LeBeau, defensive line coach John Mitchell, linebackers coach Keith Butler and secondary coach Carnell Lake have done a remarkable job this season with a defense that could kindly be described as patchwork.
Asked specifically about Mitchell and LeBeau, defensive end Cam Heyward said, “They've seen it all. These guys have won Super Bowls. If you're not listening to that, you're in the wrong place.”
The defense is shutting down the run again. It has held four of the past five opponents and six of eight under 100 yards rushing. Steve McLendon's return at nose tackle makes a huge difference. And when James Harrison is healthy — as he was in home games against Indianapolis, Baltimore and Kansas City — they are capable of getting after quarterbacks.
It's a wide-open AFC. The Patriots are the clear favorite.
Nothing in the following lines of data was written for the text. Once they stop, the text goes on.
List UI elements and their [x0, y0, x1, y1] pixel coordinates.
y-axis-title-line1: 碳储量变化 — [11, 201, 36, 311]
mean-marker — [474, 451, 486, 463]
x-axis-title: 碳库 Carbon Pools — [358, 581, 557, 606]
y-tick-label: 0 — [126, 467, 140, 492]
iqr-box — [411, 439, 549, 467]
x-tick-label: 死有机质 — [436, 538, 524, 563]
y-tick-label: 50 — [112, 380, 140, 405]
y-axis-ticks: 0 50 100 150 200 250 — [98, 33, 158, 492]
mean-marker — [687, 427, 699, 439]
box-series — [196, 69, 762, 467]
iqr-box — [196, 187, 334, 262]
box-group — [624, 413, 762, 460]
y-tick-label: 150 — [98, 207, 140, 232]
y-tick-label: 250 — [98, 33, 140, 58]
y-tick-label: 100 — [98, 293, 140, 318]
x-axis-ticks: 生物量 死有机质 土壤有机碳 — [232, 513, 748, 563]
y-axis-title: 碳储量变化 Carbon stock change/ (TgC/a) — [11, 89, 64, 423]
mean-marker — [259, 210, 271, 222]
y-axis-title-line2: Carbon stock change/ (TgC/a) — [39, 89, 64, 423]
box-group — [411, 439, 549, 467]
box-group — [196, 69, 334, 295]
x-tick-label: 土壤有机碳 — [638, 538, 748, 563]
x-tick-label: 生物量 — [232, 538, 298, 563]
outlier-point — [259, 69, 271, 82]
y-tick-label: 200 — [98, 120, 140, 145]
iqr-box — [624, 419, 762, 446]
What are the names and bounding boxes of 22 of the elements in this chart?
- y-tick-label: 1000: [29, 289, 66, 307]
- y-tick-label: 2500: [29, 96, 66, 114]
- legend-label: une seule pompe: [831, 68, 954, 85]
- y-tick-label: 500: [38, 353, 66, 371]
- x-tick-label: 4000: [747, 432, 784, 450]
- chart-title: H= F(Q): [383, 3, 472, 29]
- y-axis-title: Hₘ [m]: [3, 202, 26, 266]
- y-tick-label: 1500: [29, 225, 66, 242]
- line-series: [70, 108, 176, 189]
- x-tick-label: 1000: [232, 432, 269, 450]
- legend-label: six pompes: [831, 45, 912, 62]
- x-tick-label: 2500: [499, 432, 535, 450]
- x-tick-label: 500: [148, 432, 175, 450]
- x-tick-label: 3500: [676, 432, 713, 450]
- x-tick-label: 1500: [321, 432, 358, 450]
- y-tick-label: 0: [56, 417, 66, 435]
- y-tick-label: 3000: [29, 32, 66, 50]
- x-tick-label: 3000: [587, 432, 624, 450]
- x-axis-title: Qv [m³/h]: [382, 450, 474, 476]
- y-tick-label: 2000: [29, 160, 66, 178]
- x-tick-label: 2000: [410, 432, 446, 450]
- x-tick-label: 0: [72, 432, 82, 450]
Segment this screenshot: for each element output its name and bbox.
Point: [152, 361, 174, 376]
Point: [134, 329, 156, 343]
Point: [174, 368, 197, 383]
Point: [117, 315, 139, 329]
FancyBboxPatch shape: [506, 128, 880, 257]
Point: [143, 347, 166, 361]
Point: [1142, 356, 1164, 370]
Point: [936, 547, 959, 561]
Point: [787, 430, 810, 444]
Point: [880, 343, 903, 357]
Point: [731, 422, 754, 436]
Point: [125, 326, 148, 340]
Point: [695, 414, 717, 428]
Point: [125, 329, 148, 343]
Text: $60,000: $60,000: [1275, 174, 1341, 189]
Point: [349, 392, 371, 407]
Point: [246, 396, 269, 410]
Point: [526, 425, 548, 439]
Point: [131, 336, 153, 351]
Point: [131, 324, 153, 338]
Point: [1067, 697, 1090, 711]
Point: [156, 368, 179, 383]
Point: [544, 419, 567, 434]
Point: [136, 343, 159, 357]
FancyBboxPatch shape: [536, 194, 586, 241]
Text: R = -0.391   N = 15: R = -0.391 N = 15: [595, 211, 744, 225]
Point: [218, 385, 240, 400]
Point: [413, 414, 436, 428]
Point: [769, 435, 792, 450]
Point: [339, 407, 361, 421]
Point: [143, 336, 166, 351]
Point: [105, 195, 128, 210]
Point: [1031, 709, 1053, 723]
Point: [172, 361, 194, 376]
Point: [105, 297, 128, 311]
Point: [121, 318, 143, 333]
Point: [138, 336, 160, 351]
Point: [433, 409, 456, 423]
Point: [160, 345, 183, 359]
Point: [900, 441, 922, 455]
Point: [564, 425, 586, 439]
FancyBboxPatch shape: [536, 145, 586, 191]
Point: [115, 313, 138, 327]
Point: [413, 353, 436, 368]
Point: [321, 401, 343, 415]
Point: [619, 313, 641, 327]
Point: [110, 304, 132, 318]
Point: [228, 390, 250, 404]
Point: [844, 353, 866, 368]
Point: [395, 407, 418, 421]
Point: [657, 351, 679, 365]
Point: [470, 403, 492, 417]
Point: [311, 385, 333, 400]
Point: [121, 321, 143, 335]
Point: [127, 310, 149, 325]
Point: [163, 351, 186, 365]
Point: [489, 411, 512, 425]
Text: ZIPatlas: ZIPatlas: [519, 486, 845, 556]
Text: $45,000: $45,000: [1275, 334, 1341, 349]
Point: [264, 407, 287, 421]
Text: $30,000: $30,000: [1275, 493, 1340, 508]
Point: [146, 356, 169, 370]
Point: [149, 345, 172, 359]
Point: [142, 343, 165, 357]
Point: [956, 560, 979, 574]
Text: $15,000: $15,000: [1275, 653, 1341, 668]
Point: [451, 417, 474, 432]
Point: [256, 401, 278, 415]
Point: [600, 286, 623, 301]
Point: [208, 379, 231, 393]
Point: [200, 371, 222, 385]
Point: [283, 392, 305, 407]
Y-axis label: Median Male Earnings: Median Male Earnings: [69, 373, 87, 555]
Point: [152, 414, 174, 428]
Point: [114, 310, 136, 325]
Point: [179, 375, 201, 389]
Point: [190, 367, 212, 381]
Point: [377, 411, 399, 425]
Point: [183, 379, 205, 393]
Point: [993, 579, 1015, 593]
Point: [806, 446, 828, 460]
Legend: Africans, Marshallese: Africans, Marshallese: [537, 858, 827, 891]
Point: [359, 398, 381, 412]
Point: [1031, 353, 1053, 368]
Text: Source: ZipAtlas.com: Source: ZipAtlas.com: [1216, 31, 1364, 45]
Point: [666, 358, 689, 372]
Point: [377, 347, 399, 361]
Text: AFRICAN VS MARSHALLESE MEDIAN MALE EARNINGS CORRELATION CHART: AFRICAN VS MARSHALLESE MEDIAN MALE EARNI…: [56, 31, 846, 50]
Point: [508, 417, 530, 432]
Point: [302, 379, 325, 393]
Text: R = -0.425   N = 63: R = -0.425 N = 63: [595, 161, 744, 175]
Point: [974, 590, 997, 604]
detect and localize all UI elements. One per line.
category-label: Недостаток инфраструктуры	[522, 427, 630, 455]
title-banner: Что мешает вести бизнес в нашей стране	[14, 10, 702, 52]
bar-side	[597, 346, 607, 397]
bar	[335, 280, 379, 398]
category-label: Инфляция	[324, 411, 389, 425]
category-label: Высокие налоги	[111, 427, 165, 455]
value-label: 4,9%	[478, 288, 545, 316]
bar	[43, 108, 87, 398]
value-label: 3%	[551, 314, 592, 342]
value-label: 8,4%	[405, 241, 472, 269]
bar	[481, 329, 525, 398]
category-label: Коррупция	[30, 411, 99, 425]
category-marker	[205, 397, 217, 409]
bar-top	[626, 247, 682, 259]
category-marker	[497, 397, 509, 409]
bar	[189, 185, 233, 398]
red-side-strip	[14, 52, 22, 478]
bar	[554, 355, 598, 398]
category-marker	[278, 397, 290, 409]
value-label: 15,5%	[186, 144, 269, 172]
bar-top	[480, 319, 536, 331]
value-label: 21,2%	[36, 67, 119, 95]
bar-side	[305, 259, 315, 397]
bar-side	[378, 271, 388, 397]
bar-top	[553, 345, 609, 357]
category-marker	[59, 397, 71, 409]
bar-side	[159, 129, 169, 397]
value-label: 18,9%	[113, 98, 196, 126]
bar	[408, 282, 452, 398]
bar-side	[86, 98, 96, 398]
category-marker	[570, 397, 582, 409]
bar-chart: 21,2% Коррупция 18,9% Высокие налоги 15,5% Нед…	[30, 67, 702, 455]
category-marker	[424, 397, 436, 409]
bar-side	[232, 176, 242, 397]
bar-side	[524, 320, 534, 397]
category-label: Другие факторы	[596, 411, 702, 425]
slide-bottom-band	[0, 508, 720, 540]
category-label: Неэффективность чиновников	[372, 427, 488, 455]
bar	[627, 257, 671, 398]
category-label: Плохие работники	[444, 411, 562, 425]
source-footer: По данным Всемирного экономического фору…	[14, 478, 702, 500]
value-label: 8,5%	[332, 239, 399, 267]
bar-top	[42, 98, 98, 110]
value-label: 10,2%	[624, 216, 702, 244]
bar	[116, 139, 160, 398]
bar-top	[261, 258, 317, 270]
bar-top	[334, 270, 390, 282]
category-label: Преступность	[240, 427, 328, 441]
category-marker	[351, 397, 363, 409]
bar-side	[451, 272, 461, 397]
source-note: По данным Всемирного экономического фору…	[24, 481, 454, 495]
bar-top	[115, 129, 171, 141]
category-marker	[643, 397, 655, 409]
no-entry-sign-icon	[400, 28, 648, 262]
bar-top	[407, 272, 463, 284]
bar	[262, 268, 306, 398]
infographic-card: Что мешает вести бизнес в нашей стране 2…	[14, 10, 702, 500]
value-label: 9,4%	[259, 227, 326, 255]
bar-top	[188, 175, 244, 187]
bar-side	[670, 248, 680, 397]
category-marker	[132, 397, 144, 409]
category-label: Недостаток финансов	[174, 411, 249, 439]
But they're often the favorite. They're beatable.
“Once you're in the show, it's a free-for-all,” Foster said. “We're a team that can definitely compete with anybody in the AFC, and we plan on being in A-Z.”
That would be Glendale, Ariz., site of Super Bowl XLIX.
“We're not shocked about this,” Mitchell said, upon clinching a playoff spot. “This was a goal. Give yourself an opportunity to go play for a championship. We did that. We now have a better opportunity: to win the division.”
Better opportunities await thereafter. It's a free-for-all. Incredibly enough, the Steelers have a real shot.